Looks awesome,  not venison obviously, but when you do passtrami with a brisket flat I’m assuming you remove the entire fat cap from the flat - is that accurate?


----------



## Sowsage (Dec 13, 2019)

BB-que said:


> Looks awesome,  not venison obviously, but when you do passtrami with a brisket flat I’m assuming you remove the entire fat cap from the flat - is that accurate?


I usually trim it yes. I like to use eye of round to do this with also. Its really lean and not a lot of trimming to do and its on sale a lot around here.


----------



## tx smoker (Dec 14, 2019)

God that looks SOOOOO good!! I just love pastrami. Not much better than a hot pastrami sammie with melted Swiss cheese and a nice dollop of spicy horseradish mustard. I'll take two please   

Big LIKE for this one!!
Robert


----------



## Sowsage (Dec 14, 2019)

tx smoker said:


> God that looks SOOOOO good!! I just love pastrami. Not much better than a hot pastrami sammie with melted Swiss cheese and a nice dollop of spicy horseradish mustard. I'll take two please
> 
> Big LIKE for this one!!
> Robert


Thanks! Yep thats the way to make them! Especially is you have some smoked swiss tucked away!


----------



## indaswamp (Dec 18, 2019)

Nice! I love pastrami! Matter of fact, I have some goose pastrami drying in the fridge that will hit the smokehouse tomorrow! My cousin has been asking me to do a batch of venison pastrami. I'm looking forward to it. Been making the goose pastrami for years, bet it is good with venison as well. Big like for me...


----------



## Sowsage (Dec 18, 2019)

indaswamp said:


> Nice! I love pastrami! Matter of fact, I have some goose pastrami drying in the fridge that will hit the smokehouse tomorrow!
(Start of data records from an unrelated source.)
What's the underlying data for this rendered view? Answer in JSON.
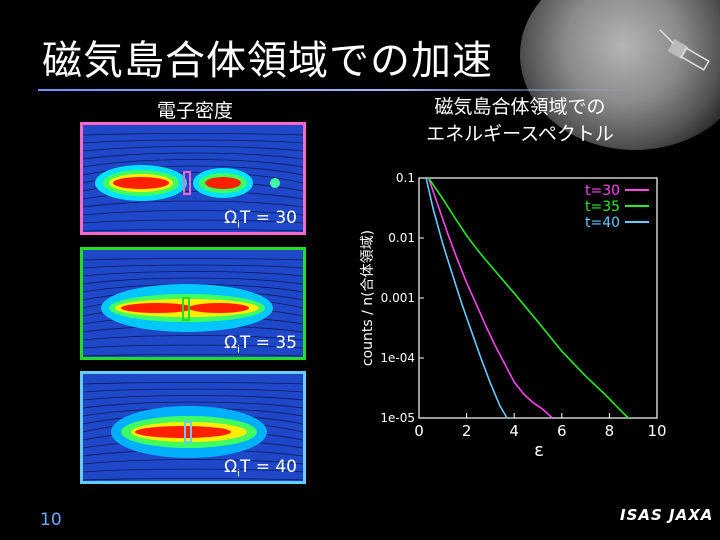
{
  "slide": {
    "title": "磁気島合体領域での加速",
    "left_caption": "電子密度",
    "right_caption_line1": "磁気島合体領域での",
    "right_caption_line2": "エネルギースペクトル",
    "page_number": "10",
    "logo_text": "ISAS JAXA"
  },
  "panels": [
    {
      "label_prefix": "Ω",
      "label_sub": "i",
      "label_suffix": "T = 30",
      "border_color": "#ff66cc"
    },
    {
      "label_prefix": "Ω",
      "label_sub": "i",
      "label_suffix": "T = 35",
      "border_color": "#22dd22"
    },
    {
      "label_prefix": "Ω",
      "label_sub": "i",
      "label_suffix": "T = 40",
      "border_color": "#66ccff"
    }
  ],
  "chart_data": {
    "type": "line",
    "xlabel": "ε",
    "ylabel": "counts / n(合体領域)",
    "xlim": [
      0,
      10
    ],
    "ylim": [
      1e-05,
      0.1
    ],
    "yscale": "log",
    "x_ticks": [
      "0",
      "2",
      "4",
      "6",
      "8",
      "10"
    ],
    "y_ticks": [
      "0.1",
      "0.01",
      "0.001",
      "1e-04",
      "1e-05"
    ],
    "legend_position": "top-right",
    "series": [
      {
        "name": "t=30",
        "color": "#ff44ee",
        "x": [
          0.4,
          0.8,
          1.2,
          1.6,
          2.0,
          2.4,
          2.8,
          3.2,
          3.6,
          4.0,
          4.4,
          4.8,
          5.2,
          5.6
        ],
        "y": [
          0.1,
          0.035,
          0.012,
          0.0045,
          0.0018,
          0.0008,
          0.00035,
          0.00016,
          8e-05,
          4e-05,
          2.5e-05,
          1.8e-05,
          1.4e-05,
          1e-05
        ]
      },
      {
        "name": "t=35",
        "color": "#22ee22",
        "x": [
          0.4,
          1.0,
          1.5,
          2.0,
          2.5,
          3.0,
          4.0,
          5.0,
          6.0,
          7.0,
          7.8,
          8.5,
          8.8
        ],
        "y": [
          0.1,
          0.045,
          0.022,
          0.011,
          0.006,
          0.0035,
          0.0012,
          0.0004,
          0.00013,
          5e-05,
          2.5e-05,
          1.3e-05,
          1e-05
        ]
      },
      {
        "name": "t=40",
        "color": "#66ccff",
        "x": [
          0.3,
          0.6,
          1.0,
          1.4,
          1.8,
          2.2,
          2.6,
          3.0,
          3.4,
          3.7
        ],
        "y": [
          0.1,
          0.03,
          0.008,
          0.0025,
          0.0008,
          0.00028,
          0.0001,
          3.8e-05,
          1.6e-05,
          1e-05
        ]
      }
    ]
  }
}
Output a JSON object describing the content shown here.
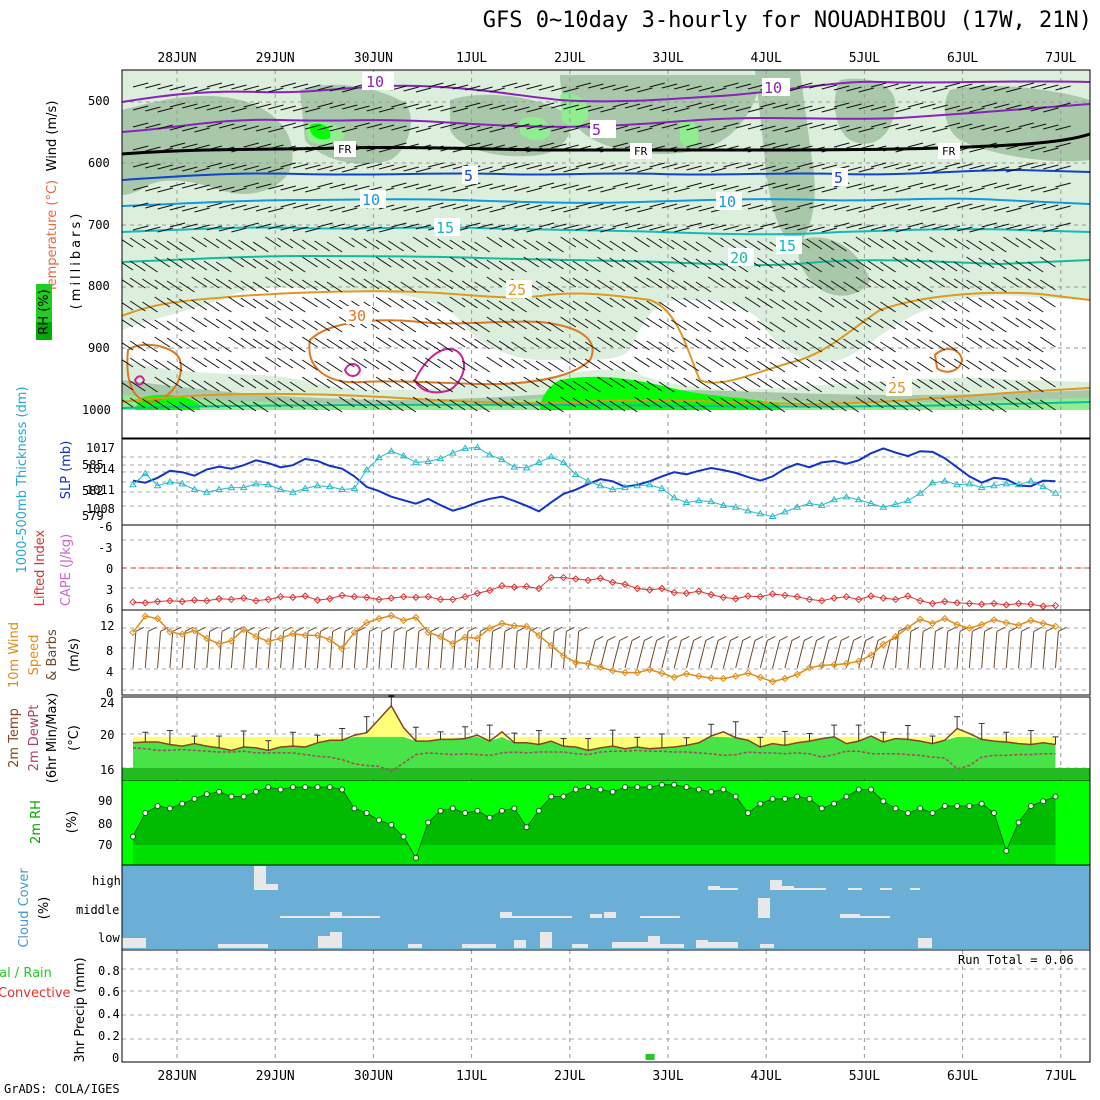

My cousin has been asking me to do a batch of venison pastrami. I'm looking forward to it. Been making the goose pastrami for years, bet it is good with venison as well. Big like for me...


Thanks! Never thought of using goose! You will have to share some pics when. It's finished up!


----------



## indaswamp (Dec 19, 2019)

Sowsage said:


> Thanks! Never thought of using goose! You will have to share some pics when. It's finished up!


Here's a batch I made last year with pics....
https://www.smokingmeatforums.com/threads/wild-goose-pastrami.283019/


----------



## archeryrob (Dec 19, 2019)

I don't do anything with geese anymore but cure them. Goose is actually better cured than venison is cured. Most people I know won't eat goose until I cured it. I have a few farmers that still won't try it again after eating it plain the first time. 

I just cure it with bearcarvers recipe and cover with onion, garlic and table grind black pepper and smoke. Here was the first one with deer and goose as a trial run.


----------



## hoity toit (Dec 20, 2019)

pass the horseradish please... nice job.

ht


----------